Le stéréotype selon lequel “toutes les personnes atteintes de maladie mentale sont violentes” contribue à alimenter la mentalité négative qui prévaut face aux troubles mentaux. Une autre stigmatisation profondément enracinée en ce qui concerne les maladies mentales est que les personnes atteintes d'une malformation mentale sont incapables de mener une vie indépendante ou de faire un travail concurrentiel. Le fait que la plupart des médecins souffrant de troubles mentaux tels que la dépression ou l’anxiété ne demandent pas d’aide, craignant que cela ne nuise à leur vie professionnelle, est révélateur du préjugé profondément enraciné lié aux troubles mentaux.

Qu'il s'agisse de schizophrénie, de troubles bipolaires ou de dépression, une perception commune de ces troubles mentaux est qu'ils constituent un défaut de caractère. La dépression, par exemple, est perçue comme le signe d'un esprit faible. En outre, dans de nombreux cas, on pense que les troubles mentaux peuvent être corrigés avec des changements d'attitude. Par exemple, beaucoup pensent que les enfants atteints du trouble d'hyperactivité avec déficit de l'attention (TDAH) doivent être plus disciplinés et que la fessée est le meilleur moyen de s'assurer qu'ils se comportent correctement. Malheureusement, cette tendance a pour conséquence que beaucoup de personnes atteintes de maladies mentales sont punies ou discriminées pour aucune faute de leur part.

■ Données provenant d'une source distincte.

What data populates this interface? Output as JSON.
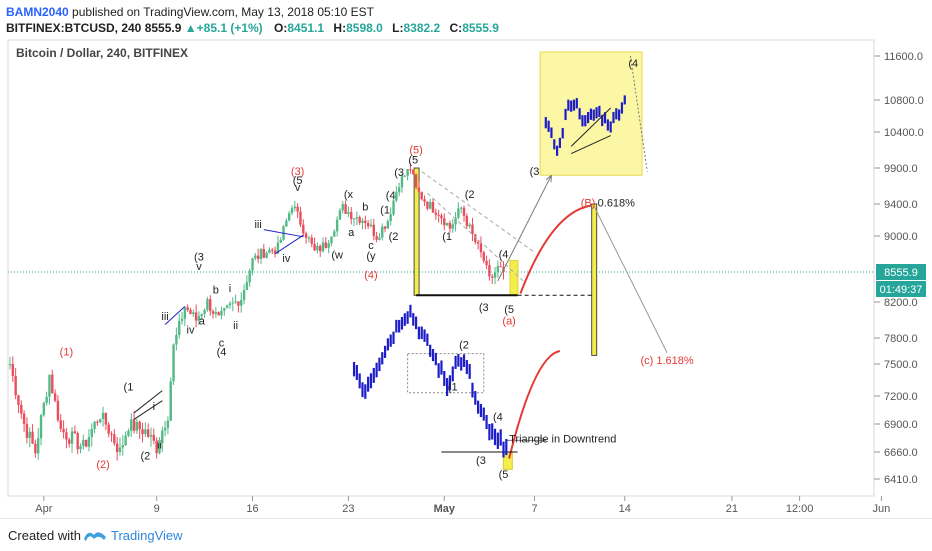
{
  "header": {
    "username": "BAMN2040",
    "published_text": "published on TradingView.com, May 13, 2018 05:10 EST",
    "symbol": "BITFINEX:BTCUSD, 240",
    "last": "8555.9",
    "change": "+85.1 (+1%)",
    "open_label": "O:",
    "open": "8451.1",
    "high_label": "H:",
    "high": "8598.0",
    "low_label": "L:",
    "low": "8382.2",
    "close_label": "C:",
    "close": "8555.9"
  },
  "chart_title": "Bitcoin / Dollar, 240, BITFINEX",
  "price_badge": "8555.9",
  "time_badge": "01:49:37",
  "footer": {
    "created_with": "Created with",
    "brand": "TradingView"
  },
  "colors": {
    "bull": "#53b987",
    "bear": "#eb4d5c",
    "blue": "#2222cc",
    "yellow": "#f5f16a",
    "red": "#e53935",
    "axis": "#c8c8c8"
  },
  "chart_data": {
    "type": "candlestick",
    "title": "Bitcoin / Dollar, 240, BITFINEX",
    "y_axis": {
      "ticks": [
        6410.0,
        6660.0,
        6900.0,
        7200.0,
        7500.0,
        7800.0,
        8200.0,
        8555.9,
        9000.0,
        9400.0,
        9900.0,
        10400.0,
        10800.0,
        11600.0
      ]
    },
    "x_axis": {
      "ticks": [
        "Apr",
        "9",
        "16",
        "23",
        "May",
        "7",
        "14",
        "21",
        "12:00",
        "Jun"
      ]
    },
    "price_key_points": [
      {
        "t": 0,
        "v": 7500
      },
      {
        "t": 5,
        "v": 6900
      },
      {
        "t": 9,
        "v": 6660
      },
      {
        "t": 14,
        "v": 7400
      },
      {
        "t": 18,
        "v": 6850
      },
      {
        "t": 26,
        "v": 6700
      },
      {
        "t": 32,
        "v": 7000
      },
      {
        "t": 39,
        "v": 6660
      },
      {
        "t": 42,
        "v": 6900
      },
      {
        "t": 48,
        "v": 6840
      },
      {
        "t": 52,
        "v": 6700
      },
      {
        "t": 56,
        "v": 7000
      },
      {
        "t": 58,
        "v": 7700
      },
      {
        "t": 62,
        "v": 8150
      },
      {
        "t": 66,
        "v": 8000
      },
      {
        "t": 70,
        "v": 8200
      },
      {
        "t": 74,
        "v": 8000
      },
      {
        "t": 78,
        "v": 8150
      },
      {
        "t": 82,
        "v": 8250
      },
      {
        "t": 86,
        "v": 8700
      },
      {
        "t": 90,
        "v": 8800
      },
      {
        "t": 95,
        "v": 8850
      },
      {
        "t": 100,
        "v": 9400
      },
      {
        "t": 104,
        "v": 9100
      },
      {
        "t": 108,
        "v": 8800
      },
      {
        "t": 112,
        "v": 8900
      },
      {
        "t": 118,
        "v": 9350
      },
      {
        "t": 122,
        "v": 9250
      },
      {
        "t": 126,
        "v": 9200
      },
      {
        "t": 130,
        "v": 9000
      },
      {
        "t": 134,
        "v": 9200
      },
      {
        "t": 138,
        "v": 9700
      },
      {
        "t": 142,
        "v": 9900
      },
      {
        "t": 144,
        "v": 9600
      },
      {
        "t": 148,
        "v": 9400
      },
      {
        "t": 152,
        "v": 9300
      },
      {
        "t": 156,
        "v": 9100
      },
      {
        "t": 160,
        "v": 9350
      },
      {
        "t": 164,
        "v": 9000
      },
      {
        "t": 168,
        "v": 8700
      },
      {
        "t": 170,
        "v": 8450
      },
      {
        "t": 173,
        "v": 8600
      },
      {
        "t": 175,
        "v": 8556
      }
    ],
    "annotations": [
      {
        "text": "(1)",
        "t": 20,
        "v": 7600,
        "color": "red"
      },
      {
        "text": "(2)",
        "t": 33,
        "v": 6510,
        "color": "red"
      },
      {
        "text": "(1",
        "t": 42,
        "v": 7250,
        "color": "black"
      },
      {
        "text": "(2",
        "t": 48,
        "v": 6590,
        "color": "black"
      },
      {
        "text": "i",
        "t": 51,
        "v": 7050,
        "color": "black"
      },
      {
        "text": "ii",
        "t": 53,
        "v": 6690,
        "color": "black"
      },
      {
        "text": "iii",
        "t": 55,
        "v": 8000,
        "color": "black"
      },
      {
        "text": "iv",
        "t": 64,
        "v": 7850,
        "color": "black"
      },
      {
        "text": "(3",
        "t": 67,
        "v": 8700,
        "color": "black"
      },
      {
        "text": "v",
        "t": 67,
        "v": 8580,
        "color": "black"
      },
      {
        "text": "b",
        "t": 73,
        "v": 8300,
        "color": "black"
      },
      {
        "text": "i",
        "t": 78,
        "v": 8320,
        "color": "black"
      },
      {
        "text": "a",
        "t": 68,
        "v": 7950,
        "color": "black"
      },
      {
        "text": "ii",
        "t": 80,
        "v": 7900,
        "color": "black"
      },
      {
        "text": "c",
        "t": 75,
        "v": 7700,
        "color": "black"
      },
      {
        "text": "(4",
        "t": 75,
        "v": 7600,
        "color": "black"
      },
      {
        "text": "iii",
        "t": 88,
        "v": 9100,
        "color": "black"
      },
      {
        "text": "iv",
        "t": 98,
        "v": 8680,
        "color": "black"
      },
      {
        "text": "(3)",
        "t": 102,
        "v": 9800,
        "color": "red"
      },
      {
        "text": "(5",
        "t": 102,
        "v": 9680,
        "color": "black"
      },
      {
        "text": "v",
        "t": 102,
        "v": 9580,
        "color": "black"
      },
      {
        "text": "(x",
        "t": 120,
        "v": 9480,
        "color": "black"
      },
      {
        "text": "b",
        "t": 126,
        "v": 9320,
        "color": "black"
      },
      {
        "text": "a",
        "t": 121,
        "v": 9000,
        "color": "black"
      },
      {
        "text": "(w",
        "t": 116,
        "v": 8720,
        "color": "black"
      },
      {
        "text": "c",
        "t": 128,
        "v": 8840,
        "color": "black"
      },
      {
        "text": "(y",
        "t": 128,
        "v": 8710,
        "color": "black"
      },
      {
        "text": "(4)",
        "t": 128,
        "v": 8480,
        "color": "red"
      },
      {
        "text": "(1",
        "t": 133,
        "v": 9280,
        "color": "black"
      },
      {
        "text": "(2",
        "t": 136,
        "v": 8950,
        "color": "black"
      },
      {
        "text": "(3",
        "t": 138,
        "v": 9790,
        "color": "black"
      },
      {
        "text": "(4",
        "t": 135,
        "v": 9470,
        "color": "black"
      },
      {
        "text": "(5)",
        "t": 144,
        "v": 10100,
        "color": "red"
      },
      {
        "text": "(5",
        "t": 143,
        "v": 9960,
        "color": "black"
      },
      {
        "text": "(2",
        "t": 163,
        "v": 9480,
        "color": "black"
      },
      {
        "text": "(1",
        "t": 155,
        "v": 8950,
        "color": "black"
      },
      {
        "text": "(4",
        "t": 175,
        "v": 8730,
        "color": "black"
      },
      {
        "text": "(3",
        "t": 168,
        "v": 8100,
        "color": "black"
      },
      {
        "text": "(5",
        "t": 177,
        "v": 8080,
        "color": "black"
      },
      {
        "text": "(a)",
        "t": 177,
        "v": 7950,
        "color": "red"
      },
      {
        "text": "(B)",
        "t": 205,
        "v": 9370,
        "color": "red"
      },
      {
        "text": "0.618%",
        "t": 215,
        "v": 9370,
        "color": "black"
      },
      {
        "text": "(c)  1.618%",
        "t": 233,
        "v": 7500,
        "color": "red"
      },
      {
        "text": "(3",
        "t": 186,
        "v": 9800,
        "color": "black"
      },
      {
        "text": "(4",
        "t": 221,
        "v": 11400,
        "color": "black"
      },
      {
        "text": "(2",
        "t": 161,
        "v": 7680,
        "color": "black"
      },
      {
        "text": "(1",
        "t": 157,
        "v": 7250,
        "color": "black"
      },
      {
        "text": "(4",
        "t": 173,
        "v": 6940,
        "color": "black"
      },
      {
        "text": "(3",
        "t": 167,
        "v": 6550,
        "color": "black"
      },
      {
        "text": "(5",
        "t": 175,
        "v": 6420,
        "color": "black"
      },
      {
        "text": "Triangle in Downtrend",
        "t": 196,
        "v": 6740,
        "color": "black"
      }
    ]
  }
}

Biais implicite et explicite

Les biais peuvent généralement être divisés en deux types – implicite et explicite. Il s'agit d'un cas de partialité explicite lorsque la personne est consciente de son parti pris contre une personne ou un groupe en particulier et qu'elle l'utilise contre une menace perçue. Par exemple, peindre tous les immigrants et les réfugiés en tant que sociopathes et éléments antisociaux potentiels est une forme de partialité explicite. Selon Alexandra Werntz, chercheuse à l’Université de Virginie et à PIMH, les personnes sont au courant des préjugés explicites et “ils sont influencés par de nombreux facteurs, tels que la volonté de divulguer et la désirabilité sociale”.

Le biais implicite est toutefois plus difficile à comprendre car un individu ignore son existence. Cela dépasse les limites de la conscience ou de la conscience, mais a plus de chances d’avoir un impact sur le comportement des personnes atteintes de troubles mentaux. Par exemple, les personnes présentant un préjugé implicite ont tendance à croire que les personnes atteintes de maladie mentale sont impuissantes et négatives et devraient être tenues pour responsables de leurs actes répréhensibles.

Détermination de l'impact du biais sur les résultats de santé mentale

Bien que les préjugés soient fréquents en matière de santé mentale, les comportements discriminatoires en raison de préjugés inhérents pourraient avoir un impact négatif sur les diagnostics et le traitement. Des études antérieures ont montré que de nombreux professionnels de la santé mentale continuent d’appuyer les préjugés négatifs au sujet de la maladie mentale.

Outre le manque d'empathie, une stigmatisation constante des troubles mentaux peut entraîner une augmentation de la colère et une réticence à aider le patient dans le besoin. Il a été observé que l’attitude des professionnels de la santé à l’égard des patients atteints de maladie mentale reflétait «des approches paternalistes». Bien qu’il y ait eu un élément d’empathie, dans la plupart des cas, on pensait que les patients souffrant de troubles mentaux étaient incompétents.

Les troubles mentaux sont traitables

Qu'il s'agisse d'une dépression, d'un trouble d'anxiété ou d'un trouble neurodégénératif, les troubles mentaux ne sont certainement pas un défaut de caractère. Le rétablissement semble difficile tant que l’on repousse sans cesse la nécessité de rechercher un traitement. Comprendre l'importance d'une bonne santé mentale peut donner lieu à une nouvelle perspective de la vie qui améliorerait encore la qualité de la santé en général.